Op art paintings created dizzying, ever-changing optical illusions and experiences. Agam’s intention, for example, was to produce a work of art that “could not be perceived except in stages,” and that “exists in the midst of coming into being.”

 

(Upper-right) Robert Morris, Untitled (Corner Beam), 1964. Painted plywood. Collection of NSU Art Museum Fort Lauderdale

(Foreground) Robert Morris, Untitled (Permutable Floor Slab), 1966 (fabricated 2015). Painted plywood, 4 units. Collection of the artist and Barbara Castelli

Exemplified by these sculptures by Robert Morris, minimalist sculpture, presented without pedestals, erased the barrier between object and viewer. With its optical distortions of seemingly familiar elemental forms—a cube with a sloped side, for example, or positioned at an oblique angle—this sculpture could not be understood from a single point of view, but only by sustained and direct interaction.
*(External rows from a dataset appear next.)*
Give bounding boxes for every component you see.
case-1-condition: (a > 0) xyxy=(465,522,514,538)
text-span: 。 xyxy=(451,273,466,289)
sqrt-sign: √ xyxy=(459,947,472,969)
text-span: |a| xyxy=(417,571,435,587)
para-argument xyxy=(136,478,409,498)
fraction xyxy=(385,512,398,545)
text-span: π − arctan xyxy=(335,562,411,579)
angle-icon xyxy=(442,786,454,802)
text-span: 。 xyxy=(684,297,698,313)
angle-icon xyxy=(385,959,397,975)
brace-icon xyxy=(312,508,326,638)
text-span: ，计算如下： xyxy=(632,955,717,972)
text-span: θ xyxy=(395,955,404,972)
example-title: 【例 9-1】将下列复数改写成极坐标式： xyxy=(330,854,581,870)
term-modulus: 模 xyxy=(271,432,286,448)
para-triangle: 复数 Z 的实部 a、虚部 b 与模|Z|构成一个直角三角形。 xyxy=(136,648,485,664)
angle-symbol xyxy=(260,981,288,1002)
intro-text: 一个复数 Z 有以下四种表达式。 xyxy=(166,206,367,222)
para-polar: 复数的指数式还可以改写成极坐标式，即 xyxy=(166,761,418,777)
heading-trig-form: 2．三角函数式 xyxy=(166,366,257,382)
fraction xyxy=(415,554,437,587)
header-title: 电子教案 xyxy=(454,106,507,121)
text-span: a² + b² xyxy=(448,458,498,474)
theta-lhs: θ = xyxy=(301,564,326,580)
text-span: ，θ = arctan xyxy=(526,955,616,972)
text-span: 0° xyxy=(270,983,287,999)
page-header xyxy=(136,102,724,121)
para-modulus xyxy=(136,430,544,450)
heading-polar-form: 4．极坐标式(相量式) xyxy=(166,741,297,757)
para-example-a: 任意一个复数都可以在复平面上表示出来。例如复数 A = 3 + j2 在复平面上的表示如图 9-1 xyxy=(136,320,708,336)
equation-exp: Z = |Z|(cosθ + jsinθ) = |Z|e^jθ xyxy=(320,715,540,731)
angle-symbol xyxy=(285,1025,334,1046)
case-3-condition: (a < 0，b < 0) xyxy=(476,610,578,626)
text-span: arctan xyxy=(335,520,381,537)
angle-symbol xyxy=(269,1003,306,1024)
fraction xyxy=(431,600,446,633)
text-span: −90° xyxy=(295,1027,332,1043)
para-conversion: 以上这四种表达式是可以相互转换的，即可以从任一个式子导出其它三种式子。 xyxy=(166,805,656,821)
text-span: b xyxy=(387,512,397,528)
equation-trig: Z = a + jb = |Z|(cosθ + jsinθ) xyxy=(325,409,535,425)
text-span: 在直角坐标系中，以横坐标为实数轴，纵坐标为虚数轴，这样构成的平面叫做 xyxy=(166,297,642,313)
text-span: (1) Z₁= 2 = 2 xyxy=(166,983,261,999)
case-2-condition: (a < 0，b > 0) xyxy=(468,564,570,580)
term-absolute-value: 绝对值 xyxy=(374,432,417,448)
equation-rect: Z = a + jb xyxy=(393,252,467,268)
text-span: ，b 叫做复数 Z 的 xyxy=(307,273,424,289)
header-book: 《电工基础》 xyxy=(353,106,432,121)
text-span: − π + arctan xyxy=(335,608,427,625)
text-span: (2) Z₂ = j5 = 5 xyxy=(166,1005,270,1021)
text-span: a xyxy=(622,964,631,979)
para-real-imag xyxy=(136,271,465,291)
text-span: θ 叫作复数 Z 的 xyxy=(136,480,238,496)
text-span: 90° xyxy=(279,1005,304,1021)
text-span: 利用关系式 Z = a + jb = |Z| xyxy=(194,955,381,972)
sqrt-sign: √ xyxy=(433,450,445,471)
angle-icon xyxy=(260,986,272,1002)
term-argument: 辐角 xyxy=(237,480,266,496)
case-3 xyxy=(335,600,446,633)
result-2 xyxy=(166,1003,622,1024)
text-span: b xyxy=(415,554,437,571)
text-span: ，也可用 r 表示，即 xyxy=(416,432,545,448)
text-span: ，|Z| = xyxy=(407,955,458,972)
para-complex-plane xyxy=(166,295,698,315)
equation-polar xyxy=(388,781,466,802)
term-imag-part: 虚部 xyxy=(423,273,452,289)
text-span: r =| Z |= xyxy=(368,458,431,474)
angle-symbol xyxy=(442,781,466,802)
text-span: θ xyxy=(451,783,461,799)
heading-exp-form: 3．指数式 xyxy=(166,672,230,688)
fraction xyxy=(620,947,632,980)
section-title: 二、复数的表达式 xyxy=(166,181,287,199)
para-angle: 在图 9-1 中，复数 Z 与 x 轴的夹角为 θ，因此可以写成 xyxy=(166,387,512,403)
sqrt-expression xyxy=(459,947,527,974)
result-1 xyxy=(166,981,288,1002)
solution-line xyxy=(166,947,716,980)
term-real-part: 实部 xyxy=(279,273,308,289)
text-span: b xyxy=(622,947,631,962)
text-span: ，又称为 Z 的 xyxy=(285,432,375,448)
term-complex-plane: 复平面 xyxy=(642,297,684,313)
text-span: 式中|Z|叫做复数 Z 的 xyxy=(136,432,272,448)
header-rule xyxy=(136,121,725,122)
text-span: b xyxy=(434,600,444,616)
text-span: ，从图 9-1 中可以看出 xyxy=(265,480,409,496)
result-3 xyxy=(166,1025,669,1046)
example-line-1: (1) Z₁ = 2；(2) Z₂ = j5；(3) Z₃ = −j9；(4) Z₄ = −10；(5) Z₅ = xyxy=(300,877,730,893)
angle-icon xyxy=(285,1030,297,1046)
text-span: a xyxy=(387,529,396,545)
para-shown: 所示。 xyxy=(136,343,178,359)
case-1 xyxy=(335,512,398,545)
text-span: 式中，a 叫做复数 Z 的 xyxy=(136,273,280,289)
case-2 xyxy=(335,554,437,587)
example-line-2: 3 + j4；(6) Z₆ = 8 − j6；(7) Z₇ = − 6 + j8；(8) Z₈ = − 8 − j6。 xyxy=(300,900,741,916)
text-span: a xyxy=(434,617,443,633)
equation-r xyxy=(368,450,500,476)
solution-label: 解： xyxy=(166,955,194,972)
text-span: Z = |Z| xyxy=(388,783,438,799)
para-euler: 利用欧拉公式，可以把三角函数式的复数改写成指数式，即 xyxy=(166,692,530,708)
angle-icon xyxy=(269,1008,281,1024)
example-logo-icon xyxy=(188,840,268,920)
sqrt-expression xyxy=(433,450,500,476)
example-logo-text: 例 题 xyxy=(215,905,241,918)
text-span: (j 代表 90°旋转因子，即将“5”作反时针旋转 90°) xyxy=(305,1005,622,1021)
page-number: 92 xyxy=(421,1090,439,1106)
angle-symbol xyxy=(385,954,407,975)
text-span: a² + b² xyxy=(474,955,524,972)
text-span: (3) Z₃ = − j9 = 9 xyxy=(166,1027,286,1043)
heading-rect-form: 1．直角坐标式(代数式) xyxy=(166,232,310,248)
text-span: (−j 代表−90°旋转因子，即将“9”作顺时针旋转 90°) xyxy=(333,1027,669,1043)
In order to apprehend the full experience of a work, the spectator was compelled to move around and even walk directly on, into, or through it.

 

 

Installation views, Primary Structures: Younger American and British Sculptors, The Jewish Museum, 1966. Courtesy of the Jewish Museum

Primary Structures, organized by Kynaston McShine for the Jewish Museum, was the first major museum exhibition devoted to Minimalism. The clean, dynamic forms of the art are reflected in contemporaneous television stagecraft, most notably the sets of The Ed Sullivan Show.